Friday, March 30, 2012

remnants of a letter on Habermas’s “Heidegger”


revised ending, May 20

I began my day with the news, which led to a curiosity about the “free rider problem,” relative to my interest in the constitutionality of the “individual mandate” to have health insurance being considered by the U.S. Supreme Court. (They took their first vote on the matter today, in secret.)

That led to noticing that the article on “Authority” in The Stanford Encyclopedia of Philosophy failed to mention Habermas, though Habermas’s career is about that as much as anything. 

That led me back to the SEP’s article on Habermas, which has been evidently revised. I noticed that the article still misrepresents Heidegger (albeit in passing), which happens to be symptomatic of Habermas having fundamentally misread Heidegger in his mid-20s, when he was forming the philosophical dispositions which were decisive for his career (he avowed later).

So, I started a short note to the article author (whom I’ve corresponded with, in the past), but got carried away. Once again (my deep-seated tendency), I used a sense of the other (the “other” that is present) as occasion for satisfying my desire to articulate.
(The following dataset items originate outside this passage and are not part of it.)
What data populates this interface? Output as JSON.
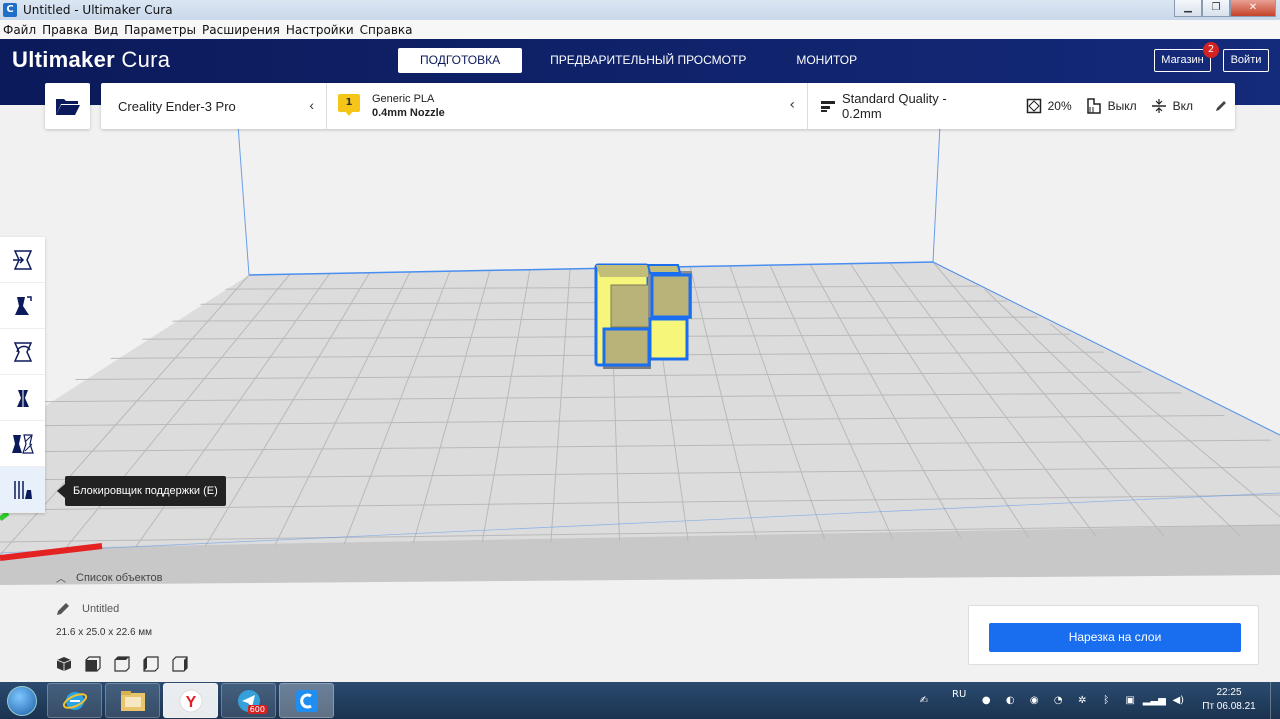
{
  "window": {
    "title": "Untitled - Ultimaker Cura",
    "app_icon": "C"
  },
  "menu": [
    "Файл",
    "Правка",
    "Вид",
    "Параметры",
    "Расширения",
    "Настройки",
    "Справка"
  ],
  "header": {
    "logo_bold": "Ultimaker",
    "logo_light": " Cura",
    "stages": [
      "ПОДГОТОВКА",
      "ПРЕДВАРИТЕЛЬНЫЙ ПРОСМОТР",
      "МОНИТОР"
    ],
    "active_stage": "ПОДГОТОВКА",
    "marketplace": "Магазин",
    "marketplace_badge": "2",
    "signin": "Войти"
  },
  "config": {
    "printer": "Creality Ender-3 Pro",
    "extruder_number": "1",
    "material": "Generic PLA",
    "nozzle": "0.4mm Nozzle",
    "quality": "Standard Quality - 0.2mm",
    "infill": "20%",
    "support": "Выкл",
    "adhesion": "Вкл"
  },
  "tooltip": "Блокировщик поддержки (E)",
  "object_list": {
    "header": "Список объектов",
    "name": "Untitled",
    "dimensions": "21.6 x 25.0 x 22.6 мм"
  },
  "slice": {
    "button": "Нарезка на слои"
  },
  "taskbar": {
    "language": "RU",
    "time": "22:25",
    "date": "Пт 06.08.21",
    "telegram_badge": "600"
  },
  "colors": {
    "header_bg": "#0b1a5a",
    "accent": "#196ef0",
    "extruder": "#f5c518",
    "model_face": "#b9b37a",
    "model_selected": "#f6f67a",
    "model_outline": "#1a6ff0"
  }
}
I didn’t send the “note” that became pages and pages of a letter.
I archived it.

But much that’s relevant to my own interests seemed worth posting—though I doubt that anyone else will understand it.
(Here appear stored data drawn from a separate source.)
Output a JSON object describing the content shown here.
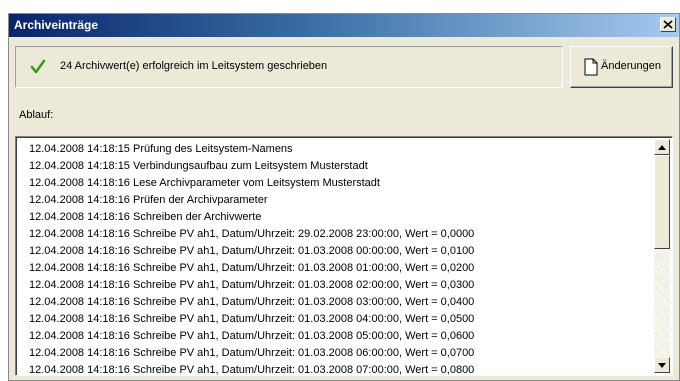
{
  "window": {
    "title": "Archiveinträge"
  },
  "status": {
    "message": "24 Archivwert(e) erfolgreich im Leitsystem geschrieben",
    "icon": "check-icon",
    "icon_color": "#3c9a1a"
  },
  "buttons": {
    "changes_label": "Änderungen",
    "close_label": "X"
  },
  "log": {
    "label": "Ablauf:",
    "lines": [
      "12.04.2008 14:18:15 Prüfung des Leitsystem-Namens",
      "12.04.2008 14:18:15 Verbindungsaufbau zum Leitsystem Musterstadt",
      "12.04.2008 14:18:16 Lese Archivparameter vom Leitsystem Musterstadt",
      "12.04.2008 14:18:16 Prüfen der Archivparameter",
      "12.04.2008 14:18:16 Schreiben der Archivwerte",
      "12.04.2008 14:18:16 Schreibe PV ah1, Datum/Uhrzeit: 29.02.2008 23:00:00, Wert = 0,0000",
      "12.04.2008 14:18:16 Schreibe PV ah1, Datum/Uhrzeit: 01.03.2008 00:00:00, Wert = 0,0100",
      "12.04.2008 14:18:16 Schreibe PV ah1, Datum/Uhrzeit: 01.03.2008 01:00:00, Wert = 0,0200",
      "12.04.2008 14:18:16 Schreibe PV ah1, Datum/Uhrzeit: 01.03.2008 02:00:00, Wert = 0,0300",
      "12.04.2008 14:18:16 Schreibe PV ah1, Datum/Uhrzeit: 01.03.2008 03:00:00, Wert = 0,0400",
      "12.04.2008 14:18:16 Schreibe PV ah1, Datum/Uhrzeit: 01.03.2008 04:00:00, Wert = 0,0500",
      "12.04.2008 14:18:16 Schreibe PV ah1, Datum/Uhrzeit: 01.03.2008 05:00:00, Wert = 0,0600",
      "12.04.2008 14:18:16 Schreibe PV ah1, Datum/Uhrzeit: 01.03.2008 06:00:00, Wert = 0,0700",
      "12.04.2008 14:18:16 Schreibe PV ah1, Datum/Uhrzeit: 01.03.2008 07:00:00, Wert = 0,0800"
    ]
  },
  "colors": {
    "titlebar_start": "#0a246a",
    "titlebar_end": "#a6caf0",
    "dialog_background": "#ece9d8"
  }
}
No biggie. I know that what I’m doing is valid.


May 20

I posted it (linking above at “what I’m doing”). Then, weeks later, I recognized need to rephrase, which became need to re-think, and I realized that extracting the best ideas made the posting have nothing to do with Heidegger at all, being rather about my own approach to potentials in Habermas’s work—which I’ll develop and eventually share.

So, I’ve deleted the posting, and you now have here another note on creative process.